Возбужденный этими мыслями, Пятницкий потер рукой лоб, прислонился к опорному шесту палатки, глухо, с нажимом спросил:
- Слишком строго с вами? Так считаете? Я другого мнения, Спартак Аркадьевич. Если учесть кое-какие мерзости личного плана, то...
Не возразил, не возмутился Богатырев, промолчал, только чуть дернул носом да кровь ко лбу и вискам прихлынула.
Пятницкий пожевал губы, охладил назревающий гнев, твердо, ребром прижал ладонь к столешнице:
- Точка на этом, Спартак Аркадьевич! - Все же, вглядываясь в лицо Богатырева, спросил вызывающе: - Со мной будете работать или?.. Нет-нет, я не настаиваю, просто до конца хочу ясного. Так как?

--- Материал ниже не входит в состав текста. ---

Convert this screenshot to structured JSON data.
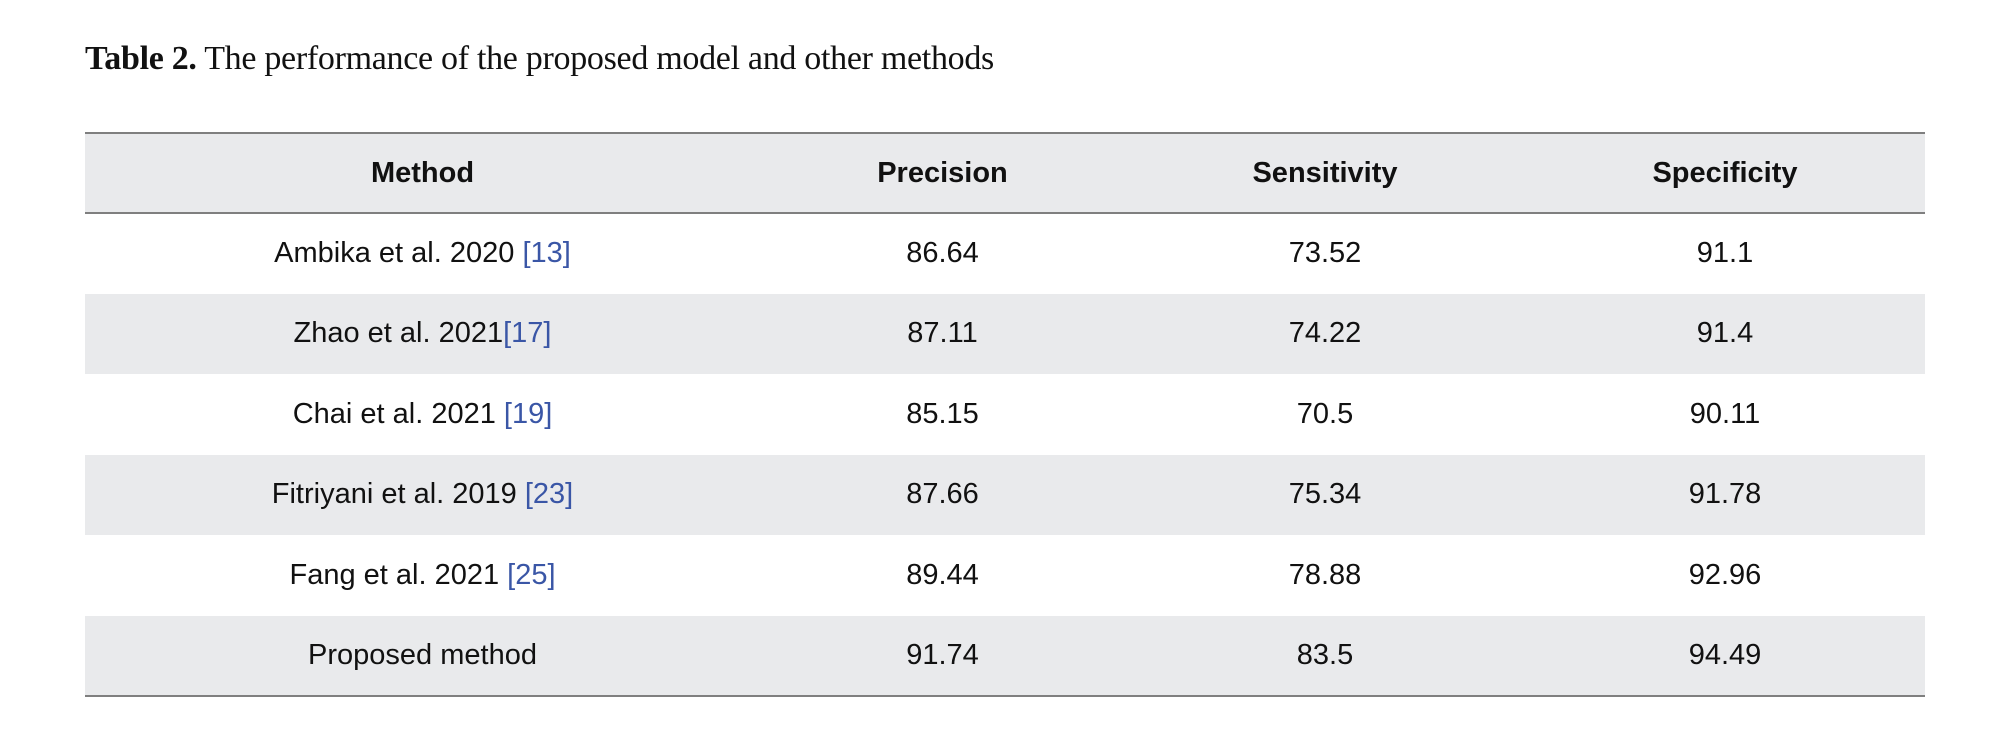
{
  "caption": {
    "label": "Table 2.",
    "text": " The performance of the proposed model and other methods"
  },
  "table": {
    "headers": [
      "Method",
      "Precision",
      "Sensitivity",
      "Specificity"
    ],
    "rows": [
      {
        "method": "Ambika et al. 2020 ",
        "ref": "[13]",
        "precision": "86.64",
        "sensitivity": "73.52",
        "specificity": "91.1"
      },
      {
        "method": "Zhao et al. 2021",
        "ref": "[17]",
        "precision": "87.11",
        "sensitivity": "74.22",
        "specificity": "91.4"
      },
      {
        "method": "Chai et al. 2021 ",
        "ref": "[19]",
        "precision": "85.15",
        "sensitivity": "70.5",
        "specificity": "90.11"
      },
      {
        "method": "Fitriyani et al. 2019 ",
        "ref": "[23]",
        "precision": "87.66",
        "sensitivity": "75.34",
        "specificity": "91.78"
      },
      {
        "method": "Fang et al. 2021 ",
        "ref": "[25]",
        "precision": "89.44",
        "sensitivity": "78.88",
        "specificity": "92.96"
      },
      {
        "method": "Proposed method",
        "ref": "",
        "precision": "91.74",
        "sensitivity": "83.5",
        "specificity": "94.49"
      }
    ]
  },
  "colors": {
    "reference_link": "#3a56a6",
    "shaded_row": "#e9eaec",
    "rule": "#7f7f7f"
  }
}
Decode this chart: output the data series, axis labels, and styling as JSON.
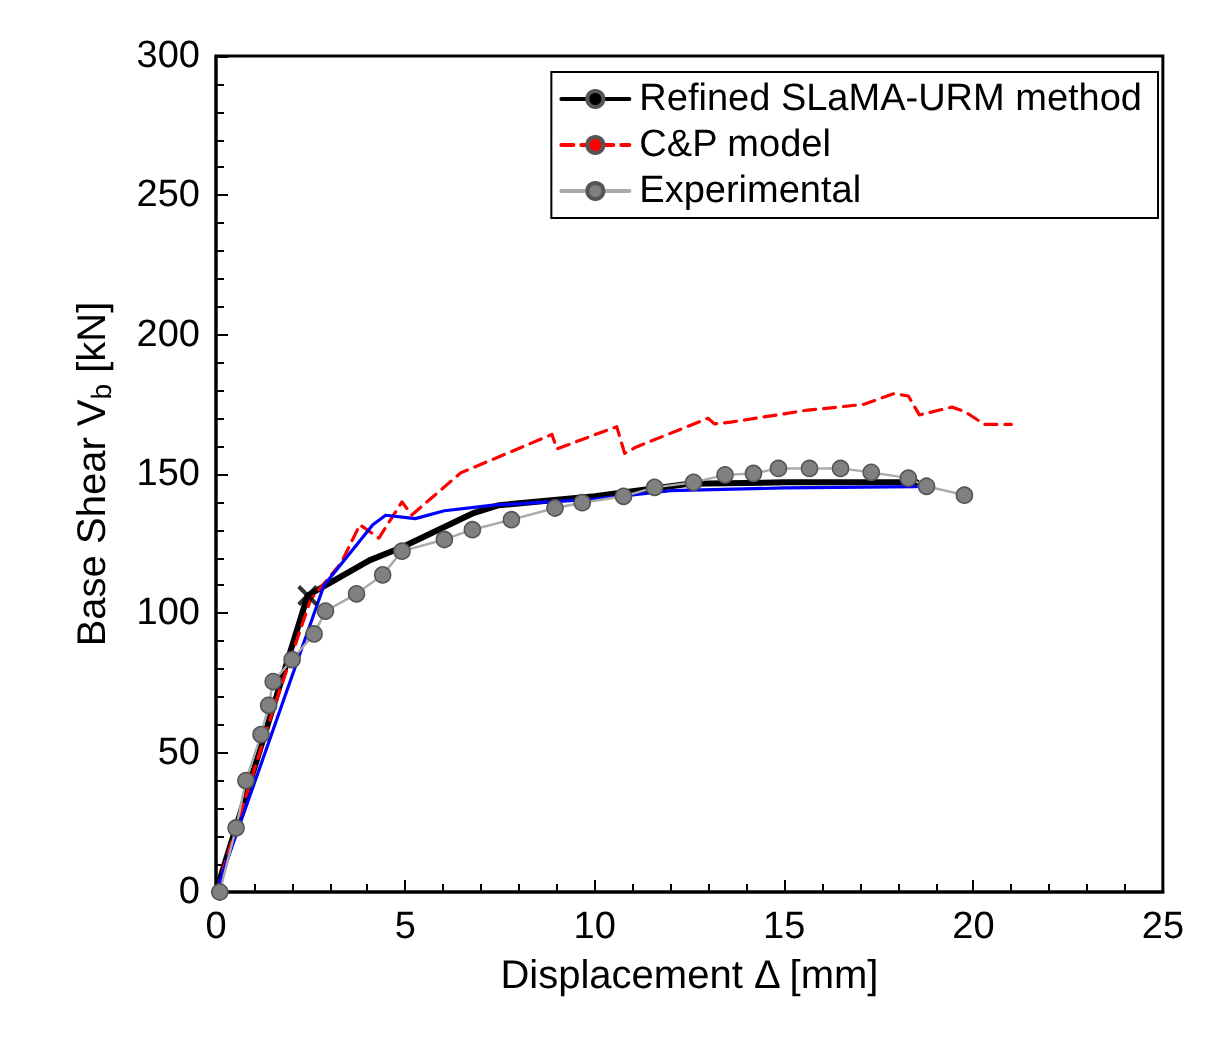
{
  "chart_data": {
    "type": "line",
    "xlabel": "Displacement Δ [mm]",
    "ylabel": "Base Shear V$_{b}$ [kN]",
    "xlim": [
      0,
      25
    ],
    "xticks": [
      0,
      5,
      10,
      15,
      20,
      25
    ],
    "ylim": [
      0,
      300
    ],
    "yticks": [
      0,
      50,
      100,
      150,
      200,
      250,
      300
    ],
    "grid": false,
    "legend": "top right",
    "marker": "none",
    "line_style": "solid",
    "series": [
      {
        "name": "Refined SLaMA-URM method",
        "color": "#000000",
        "x": [
          0,
          2.42,
          3.02,
          4.05,
          4.91,
          6.8,
          7.47,
          10,
          12.5,
          15,
          18.5
        ],
        "values": [
          0,
          106.4,
          111,
          119,
          123.7,
          136,
          138.8,
          142,
          146.5,
          147,
          147
        ]
      },
      {
        "name": "C&P model",
        "color": "#ff0000",
        "line_style": "dashed",
        "x": [
          0,
          1.5,
          2.5,
          3.3,
          3.8,
          4.3,
          4.91,
          5.17,
          6.46,
          8.87,
          9.0,
          10.58,
          10.79,
          11.1,
          12.99,
          13.16,
          13.59,
          15.56,
          17.11,
          17.89,
          18.28,
          18.57,
          19.43,
          19.77,
          20.29,
          21.0
        ],
        "values": [
          0,
          65,
          105,
          118,
          131.8,
          127,
          140,
          135.3,
          150.4,
          164.2,
          159,
          167,
          157.4,
          159.7,
          170,
          168,
          168.6,
          172.8,
          175,
          178.8,
          178,
          171.2,
          174,
          172.4,
          167.8,
          167.8
        ]
      },
      {
        "color": "#0000ff",
        "x": [
          0,
          2.85,
          4.14,
          4.48,
          5.26,
          6.03,
          7.32,
          10,
          12,
          15,
          18.5
        ],
        "values": [
          0,
          110,
          131.8,
          135.2,
          134,
          136.8,
          138.8,
          141,
          144,
          145,
          145.5
        ]
      },
      {
        "name": "Experimental",
        "color": "#808080",
        "marker": "circle",
        "x": [
          0.1,
          0.53,
          0.79,
          1.19,
          1.39,
          1.51,
          2.01,
          2.59,
          2.89,
          3.71,
          4.4,
          4.91,
          6.03,
          6.77,
          7.8,
          8.95,
          9.67,
          10.76,
          11.58,
          12.61,
          13.44,
          14.19,
          14.85,
          15.67,
          16.49,
          17.3,
          18.28,
          18.76,
          19.76
        ],
        "values": [
          0,
          23,
          40,
          56.5,
          67,
          75.5,
          83.4,
          92.6,
          100.8,
          107,
          113.8,
          122.3,
          126.5,
          130,
          133.6,
          137.8,
          139.7,
          142,
          145.2,
          147,
          149.7,
          150.2,
          152,
          152,
          152,
          150.6,
          148.5,
          145.6,
          142.4
        ]
      },
      {
        "type": "scatter",
        "color": "#000000",
        "marker": "cross",
        "x": [
          2.42
        ],
        "values": [
          106.4
        ]
      }
    ]
  }
}
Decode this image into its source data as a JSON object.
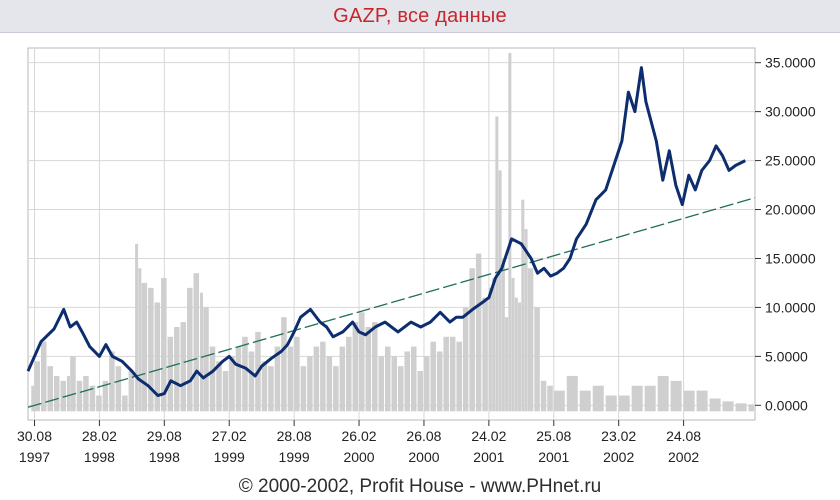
{
  "header": {
    "title": "GAZP, все данные"
  },
  "footer": {
    "copyright": "© 2000-2002, Profit House - www.PHnet.ru"
  },
  "colors": {
    "price_line": "#0d2d6e",
    "trend_line": "#1f6e5c",
    "volume_bars": "#cfcfcf",
    "grid": "#d7d7d7",
    "title_text": "#c8262c",
    "title_bg": "#e4e6ec"
  },
  "chart_data": {
    "type": "line",
    "grid": true,
    "y_axis_side": "right",
    "ylim": [
      -1.5,
      36.5
    ],
    "y_ticks": [
      "35.0000",
      "30.0000",
      "25.0000",
      "20.0000",
      "15.0000",
      "10.0000",
      "5.0000",
      "0.0000"
    ],
    "y_tick_values": [
      35,
      30,
      25,
      20,
      15,
      10,
      5,
      0
    ],
    "x_tick_labels": [
      [
        "30.08",
        "1997"
      ],
      [
        "28.02",
        "1998"
      ],
      [
        "29.08",
        "1998"
      ],
      [
        "27.02",
        "1999"
      ],
      [
        "28.08",
        "1999"
      ],
      [
        "26.02",
        "2000"
      ],
      [
        "26.08",
        "2000"
      ],
      [
        "24.02",
        "2001"
      ],
      [
        "25.08",
        "2001"
      ],
      [
        "23.02",
        "2002"
      ],
      [
        "24.08",
        "2002"
      ]
    ],
    "x_tick_index": [
      0,
      1,
      2,
      3,
      4,
      5,
      6,
      7,
      8,
      9,
      10
    ],
    "xlim": [
      -0.1,
      11.1
    ],
    "series": [
      {
        "type": "line",
        "x": [
          -0.1,
          0.1,
          0.3,
          0.45,
          0.55,
          0.65,
          0.75,
          0.85,
          1.0,
          1.1,
          1.2,
          1.35,
          1.5,
          1.6,
          1.75,
          1.9,
          2.0,
          2.1,
          2.25,
          2.4,
          2.5,
          2.6,
          2.75,
          2.9,
          3.0,
          3.1,
          3.25,
          3.4,
          3.5,
          3.65,
          3.8,
          3.9,
          4.0,
          4.1,
          4.25,
          4.4,
          4.5,
          4.6,
          4.75,
          4.9,
          5.0,
          5.1,
          5.25,
          5.4,
          5.5,
          5.6,
          5.8,
          5.95,
          6.1,
          6.25,
          6.4,
          6.5,
          6.6,
          6.75,
          6.9,
          7.0,
          7.1,
          7.2,
          7.35,
          7.5,
          7.65,
          7.75,
          7.85,
          7.95,
          8.05,
          8.15,
          8.25,
          8.35,
          8.5,
          8.65,
          8.8,
          8.95,
          9.05,
          9.15,
          9.25,
          9.35,
          9.42,
          9.5,
          9.58,
          9.68,
          9.78,
          9.88,
          9.98,
          10.08,
          10.18,
          10.28,
          10.4,
          10.5,
          10.6,
          10.7,
          10.8,
          10.95
        ],
        "y": [
          3.5,
          6.5,
          7.8,
          9.8,
          8.0,
          8.5,
          7.3,
          6.0,
          5.0,
          6.2,
          5.0,
          4.5,
          3.5,
          2.7,
          2.0,
          1.0,
          1.2,
          2.5,
          2.0,
          2.5,
          3.5,
          2.8,
          3.5,
          4.5,
          5.0,
          4.2,
          3.8,
          3.0,
          4.0,
          4.8,
          5.5,
          6.2,
          7.5,
          9.0,
          9.8,
          8.5,
          8.0,
          7.0,
          7.5,
          8.5,
          7.5,
          7.2,
          8.0,
          8.5,
          8.0,
          7.5,
          8.5,
          8.0,
          8.5,
          9.5,
          8.5,
          9.0,
          9.0,
          9.8,
          10.5,
          11.0,
          13.0,
          14.0,
          17.0,
          16.5,
          15.0,
          13.5,
          14.0,
          13.2,
          13.5,
          14.0,
          15.0,
          17.0,
          18.5,
          21.0,
          22.0,
          25.0,
          27.0,
          32.0,
          30.0,
          34.5,
          31.0,
          29.0,
          27.0,
          23.0,
          26.0,
          22.5,
          20.5,
          23.5,
          22.0,
          24.0,
          25.0,
          26.5,
          25.5,
          24.0,
          24.5,
          25.0
        ]
      },
      {
        "type": "trend",
        "x": [
          -0.1,
          11.1
        ],
        "y": [
          -0.2,
          21.2
        ]
      },
      {
        "type": "volume",
        "x": [
          -0.05,
          0.0,
          0.1,
          0.2,
          0.3,
          0.4,
          0.5,
          0.55,
          0.65,
          0.75,
          0.85,
          0.95,
          1.05,
          1.15,
          1.25,
          1.35,
          1.45,
          1.55,
          1.6,
          1.65,
          1.75,
          1.85,
          1.95,
          2.05,
          2.15,
          2.25,
          2.35,
          2.45,
          2.55,
          2.6,
          2.7,
          2.8,
          2.9,
          3.0,
          3.1,
          3.2,
          3.3,
          3.4,
          3.5,
          3.6,
          3.7,
          3.8,
          3.9,
          4.0,
          4.1,
          4.2,
          4.3,
          4.4,
          4.5,
          4.6,
          4.7,
          4.8,
          4.9,
          5.0,
          5.1,
          5.2,
          5.3,
          5.4,
          5.5,
          5.6,
          5.7,
          5.8,
          5.9,
          6.0,
          6.1,
          6.2,
          6.3,
          6.4,
          6.5,
          6.6,
          6.7,
          6.8,
          6.9,
          7.0,
          7.05,
          7.1,
          7.15,
          7.2,
          7.25,
          7.3,
          7.35,
          7.4,
          7.45,
          7.5,
          7.55,
          7.6,
          7.7,
          7.8,
          7.9,
          8.0,
          8.2,
          8.4,
          8.6,
          8.8,
          9.0,
          9.2,
          9.4,
          9.6,
          9.8,
          10.0,
          10.2,
          10.4,
          10.6,
          10.8,
          11.0
        ],
        "y": [
          2.0,
          4.5,
          6.5,
          4.0,
          3.0,
          2.5,
          3.0,
          5.0,
          2.5,
          3.0,
          2.0,
          1.0,
          2.5,
          5.5,
          4.0,
          1.0,
          3.5,
          16.5,
          14.0,
          12.5,
          12.0,
          10.5,
          13.0,
          7.0,
          8.0,
          8.5,
          12.0,
          13.5,
          11.5,
          10.0,
          6.0,
          4.5,
          3.5,
          5.0,
          6.0,
          7.0,
          5.5,
          7.5,
          4.5,
          4.0,
          6.0,
          9.0,
          6.0,
          7.0,
          4.0,
          5.0,
          6.0,
          6.5,
          5.0,
          4.0,
          6.0,
          7.0,
          8.5,
          9.5,
          8.0,
          8.5,
          5.0,
          6.0,
          5.0,
          4.0,
          5.5,
          6.0,
          3.5,
          5.0,
          6.5,
          5.5,
          7.0,
          7.0,
          6.5,
          10.0,
          14.0,
          15.5,
          11.0,
          12.0,
          13.0,
          29.5,
          24.0,
          15.0,
          9.0,
          36.0,
          13.0,
          11.0,
          10.5,
          21.0,
          18.0,
          14.0,
          10.0,
          2.5,
          2.0,
          1.5,
          3.0,
          1.5,
          2.0,
          1.0,
          1.0,
          2.0,
          2.0,
          3.0,
          2.5,
          1.5,
          1.5,
          0.7,
          0.4,
          0.2,
          0.1
        ]
      }
    ]
  }
}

Богатырев, чтобы не походить на вытянувшегося в строевой стойке солдата, все время искал отвлекающее занятие: переложил бумаги на столе, даже прошелся взад-вперед. При вопросе "Так как?" стал через голову снимать ремешок планшетки. Повесил на гвоздь - под фуражку Пятницкого, ответил замедленно:
- Переиначивать поздно. И не вижу особой надобности.
Смиряясь, Пятницкий сказал:
- Мне тоже так кажется.
Пора бы о деле поговорить, времени в обрез, но встреча с Богатыревым воскресила из прошлого не только плохое.
...Прогретая под солнцем пыльная дорога по берегу Клязьмы... Упор, идущий в ровном и твердом галопе... Неухоженные избы деревни... Колодезный журавль... Прощание с Настенькой...
Вглядываясь в картины недавнего, занятый думами, долго молчал.